Prologue

La mariée était splendide dans sa robe cocktail de satin blanc cassé, ses épaules dénudées apparaissant sous une délicate mantille ancienne en dentelle — un héritage de famille, prêté non sans réticence par sa future belle-mère.

Au pied de l’autel de la petite église catholique de Serenity se tenait l’homme qui avait radicalement changé l’opinion de Karen Ames sur le couple. Celui qui l’avait persuadée de tirer un trait sur le passé. Et cela n’avait pas été facile ! Certes, il lui avait juré un amour éternel et promis d’être toujours à ses côtés, mais cela n’était finalement que des mots. Non, si elle s’était finalement laissé convaincre, c’était qu’au cours de leur longue fréquentation il avait pu, à maintes reprises, lui donner la preuve de sa sincérité.

Comme on tirait sur le bas de sa robe, Karen se pencha sur le visage excité de Daisy, sa fille de six ans.

— Quand est-ce qu’on se marie ? demanda la petite que l’impatience faisait trépigner sur place.

Son enthousiasme fit sourire Karen. Trop longtemps privés de figure paternelle, ses enfants, Daisy et Mack s’étaient aussi profondément attachés à Eliott Cruz qu’elle-même. Et, pour une bonne part, c’étaient d’ailleurs sa gentillesse et sa générosité envers eux qui l’avaient convaincue qu’il était différent. Rien à voir en tout cas avec son premier mari — l’homme qui les avait abandonnés tous les trois en laissant derrière lui un monceau de dettes.

— Vite, dépêche-toi, je veux être mariée à Eliott, insista Daisy en la tirant vers l’autel.

Karen jeta un coup d’œil sur Mack, son fils de quatre ans, pour s’assurer qu’il n’avait pas dénoué sa cravate ou inondé son costume flambant neuf de soda. Elle vérifia du même coup que les alliances étaient toujours fermement épinglées au coussin que son fils allait porter dans l’allée.

A cet instant, Dana Sue Sullivan, sa patronne, mais d’abord son amie et demoiselle d’honneur, lui toucha l’épaule.

— Ça va, Karen ? Pas trop le trac ?

— Je suis complètement à cran, avoua-t-elle. Surtout quand je regarde à l’intérieur et que je vois Eliott m’attendre au milieu de tout ce tralala.

— Garde les yeux rivés sur lui et oublie le reste.
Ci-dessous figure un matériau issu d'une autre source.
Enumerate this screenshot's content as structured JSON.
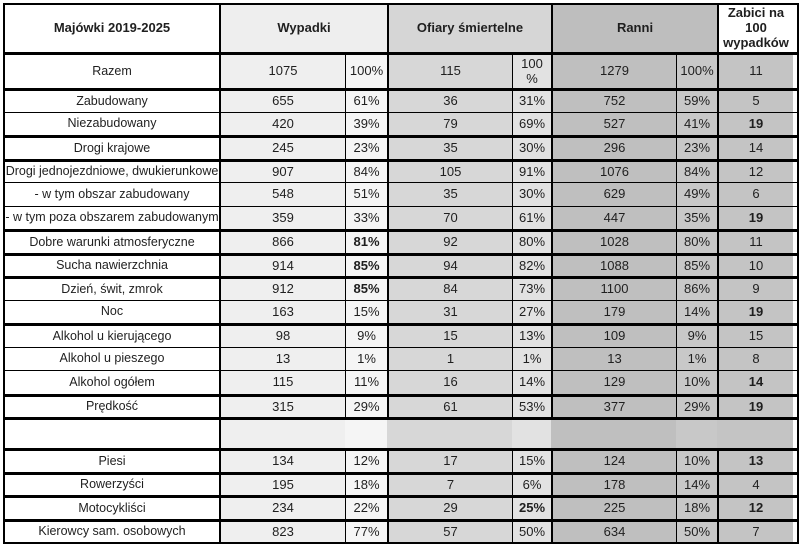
{
  "table": {
    "columns": {
      "label": "Majówki 2019-2025",
      "wypadki": "Wypadki",
      "ofiary_smiertelne": "Ofiary śmiertelne",
      "ranni": "Ranni",
      "zabici_na_100": "Zabici na 100 wypadków"
    },
    "sub_columns_order": [
      "wypadki",
      "wypadki_pct",
      "ofiary",
      "ofiary_pct",
      "ranni",
      "ranni_pct",
      "zabici_na_100_wypadkow"
    ],
    "colors": {
      "border": "#000000",
      "text": "#1f1f1f",
      "label_bg": "#ffffff",
      "header_wypadki_bg": "#eeeeee",
      "header_ofiary_bg": "#d6d6d6",
      "header_ranni_bg": "#bebebe",
      "wypadki_bg": "#efefef",
      "wypadki_pct_bg": "#f5f5f5",
      "ofiary_bg": "#d7d7d7",
      "ofiary_pct_bg": "#e2e2e2",
      "ranni_bg": "#bfbfbf",
      "ranni_pct_bg": "#c8c8c8",
      "zabici_bg": "#c4c4c4"
    },
    "rows": [
      {
        "label": "Razem",
        "cells": [
          "1075",
          "100%",
          "115",
          "100\n%",
          "1279",
          "100%",
          "11"
        ],
        "tall": true
      },
      {
        "label": "Zabudowany",
        "cells": [
          "655",
          "61%",
          "36",
          "31%",
          "752",
          "59%",
          "5"
        ]
      },
      {
        "label": "Niezabudowany",
        "cells": [
          "420",
          "39%",
          "79",
          "69%",
          "527",
          "41%",
          "19"
        ],
        "bold": [
          6
        ],
        "thin_top": true
      },
      {
        "label": "Drogi krajowe",
        "cells": [
          "245",
          "23%",
          "35",
          "30%",
          "296",
          "23%",
          "14"
        ]
      },
      {
        "label": "Drogi jednojezdniowe, dwukierunkowe",
        "cells": [
          "907",
          "84%",
          "105",
          "91%",
          "1076",
          "84%",
          "12"
        ]
      },
      {
        "label": "- w tym obszar zabudowany",
        "cells": [
          "548",
          "51%",
          "35",
          "30%",
          "629",
          "49%",
          "6"
        ],
        "thin_top": true
      },
      {
        "label": "- w tym poza obszarem zabudowanym",
        "cells": [
          "359",
          "33%",
          "70",
          "61%",
          "447",
          "35%",
          "19"
        ],
        "bold": [
          6
        ],
        "thin_top": true
      },
      {
        "label": "Dobre warunki atmosferyczne",
        "cells": [
          "866",
          "81%",
          "92",
          "80%",
          "1028",
          "80%",
          "11"
        ],
        "bold": [
          1
        ]
      },
      {
        "label": "Sucha nawierzchnia",
        "cells": [
          "914",
          "85%",
          "94",
          "82%",
          "1088",
          "85%",
          "10"
        ],
        "bold": [
          1
        ]
      },
      {
        "label": "Dzień, świt, zmrok",
        "cells": [
          "912",
          "85%",
          "84",
          "73%",
          "1100",
          "86%",
          "9"
        ],
        "bold": [
          1
        ]
      },
      {
        "label": "Noc",
        "cells": [
          "163",
          "15%",
          "31",
          "27%",
          "179",
          "14%",
          "19"
        ],
        "bold": [
          6
        ],
        "thin_top": true
      },
      {
        "label": "Alkohol u kierującego",
        "cells": [
          "98",
          "9%",
          "15",
          "13%",
          "109",
          "9%",
          "15"
        ]
      },
      {
        "label": "Alkohol u pieszego",
        "cells": [
          "13",
          "1%",
          "1",
          "1%",
          "13",
          "1%",
          "8"
        ],
        "thin_top": true
      },
      {
        "label": "Alkohol ogółem",
        "cells": [
          "115",
          "11%",
          "16",
          "14%",
          "129",
          "10%",
          "14"
        ],
        "bold": [
          6
        ],
        "thin_top": true
      },
      {
        "label": "Prędkość",
        "cells": [
          "315",
          "29%",
          "61",
          "53%",
          "377",
          "29%",
          "19"
        ],
        "bold": [
          6
        ]
      },
      {
        "label": "",
        "cells": [
          "",
          "",
          "",
          "",
          "",
          "",
          ""
        ],
        "empty": true
      },
      {
        "label": "Piesi",
        "cells": [
          "134",
          "12%",
          "17",
          "15%",
          "124",
          "10%",
          "13"
        ],
        "bold": [
          6
        ]
      },
      {
        "label": "Rowerzyści",
        "cells": [
          "195",
          "18%",
          "7",
          "6%",
          "178",
          "14%",
          "4"
        ]
      },
      {
        "label": "Motocykliści",
        "cells": [
          "234",
          "22%",
          "29",
          "25%",
          "225",
          "18%",
          "12"
        ],
        "bold": [
          3,
          6
        ]
      },
      {
        "label": "Kierowcy sam. osobowych",
        "cells": [
          "823",
          "77%",
          "57",
          "50%",
          "634",
          "50%",
          "7"
        ]
      }
    ]
  }
}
Et surtout, fonce avant que ces deux-là y aillent sans toi, conseilla Dana Sue, indiquant Daisy et Mack qui piaffaient sur le seuil de l’église.

Soudain, sans qu’elle ait donné le signal convenu, l’organiste se mit à jouer la marche nuptiale. Aussitôt, Daisy s’élança à toutes jambes dans l’allée en jetant à la ronde des pétales de roses. Un murmure parcourut l’assistance. La petite sourit, tourna les yeux vers sa mère, qui semblait hésiter encore, et ralentit le pas. Mack marchait sur ses talons, le visage solennel et un peu crispé. Il ne se détendit qu’après avoir accompli l’exploit de rejoindre Eliott sans trébucher.
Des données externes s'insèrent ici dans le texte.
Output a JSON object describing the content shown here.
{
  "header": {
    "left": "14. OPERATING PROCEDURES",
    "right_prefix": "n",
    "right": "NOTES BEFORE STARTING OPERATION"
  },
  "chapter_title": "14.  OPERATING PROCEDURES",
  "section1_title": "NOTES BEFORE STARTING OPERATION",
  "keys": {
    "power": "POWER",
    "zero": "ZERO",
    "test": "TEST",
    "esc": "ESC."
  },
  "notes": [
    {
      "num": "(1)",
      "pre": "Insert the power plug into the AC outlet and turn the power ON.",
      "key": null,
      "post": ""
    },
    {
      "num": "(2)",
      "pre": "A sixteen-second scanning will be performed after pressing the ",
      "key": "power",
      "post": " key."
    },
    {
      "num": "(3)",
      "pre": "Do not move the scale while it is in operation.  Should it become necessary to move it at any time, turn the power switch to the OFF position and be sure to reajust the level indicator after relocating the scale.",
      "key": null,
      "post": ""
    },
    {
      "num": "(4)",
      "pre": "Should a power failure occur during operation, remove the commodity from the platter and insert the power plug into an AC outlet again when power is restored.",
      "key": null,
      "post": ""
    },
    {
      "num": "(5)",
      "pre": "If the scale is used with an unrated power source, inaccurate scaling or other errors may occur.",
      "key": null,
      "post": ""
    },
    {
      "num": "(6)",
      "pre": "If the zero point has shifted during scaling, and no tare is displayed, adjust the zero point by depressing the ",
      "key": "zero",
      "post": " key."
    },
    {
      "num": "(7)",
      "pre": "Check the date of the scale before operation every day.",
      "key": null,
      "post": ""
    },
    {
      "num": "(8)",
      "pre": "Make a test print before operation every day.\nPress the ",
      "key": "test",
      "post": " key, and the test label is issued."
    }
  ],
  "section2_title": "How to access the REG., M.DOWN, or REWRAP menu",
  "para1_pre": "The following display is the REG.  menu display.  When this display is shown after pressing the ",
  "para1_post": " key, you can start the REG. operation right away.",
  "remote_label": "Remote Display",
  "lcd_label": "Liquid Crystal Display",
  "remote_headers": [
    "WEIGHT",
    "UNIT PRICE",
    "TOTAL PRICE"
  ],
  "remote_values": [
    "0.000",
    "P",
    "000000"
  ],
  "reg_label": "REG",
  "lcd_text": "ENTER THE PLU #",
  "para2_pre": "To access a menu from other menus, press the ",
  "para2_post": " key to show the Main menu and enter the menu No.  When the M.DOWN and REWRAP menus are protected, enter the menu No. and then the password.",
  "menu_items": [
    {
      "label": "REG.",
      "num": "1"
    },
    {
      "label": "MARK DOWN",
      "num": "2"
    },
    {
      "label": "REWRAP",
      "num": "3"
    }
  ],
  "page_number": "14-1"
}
Dana Sue suivait les enfants, les mains jointes, la gorge nouée par l’émotion. Au passage, elle lança un clin d’œil à son mari, assis au premier rang, avant d’adresser un grand sourire au futur marié qui, nerveux, passait un doigt dans le col de sa chemise.
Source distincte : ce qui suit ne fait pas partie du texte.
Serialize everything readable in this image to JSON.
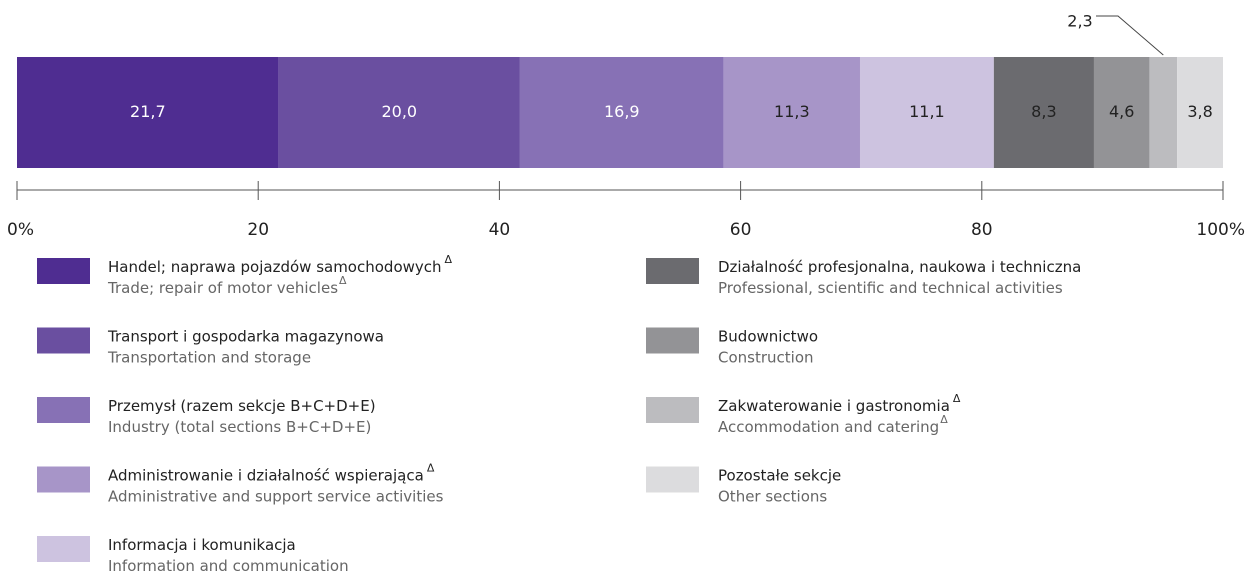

Karen respira un grand coup comme pour se convaincre que, cette fois, son mariage allait durer à jamais, que, cette fois, elle ne s’était pas trompée.

Elle leva les yeux sur Eliott, puis, posant un pied confiant et assuré dans l’allée, elle s’avança vers un avenir conjugal qui promettait d’être l’exact opposé du premier.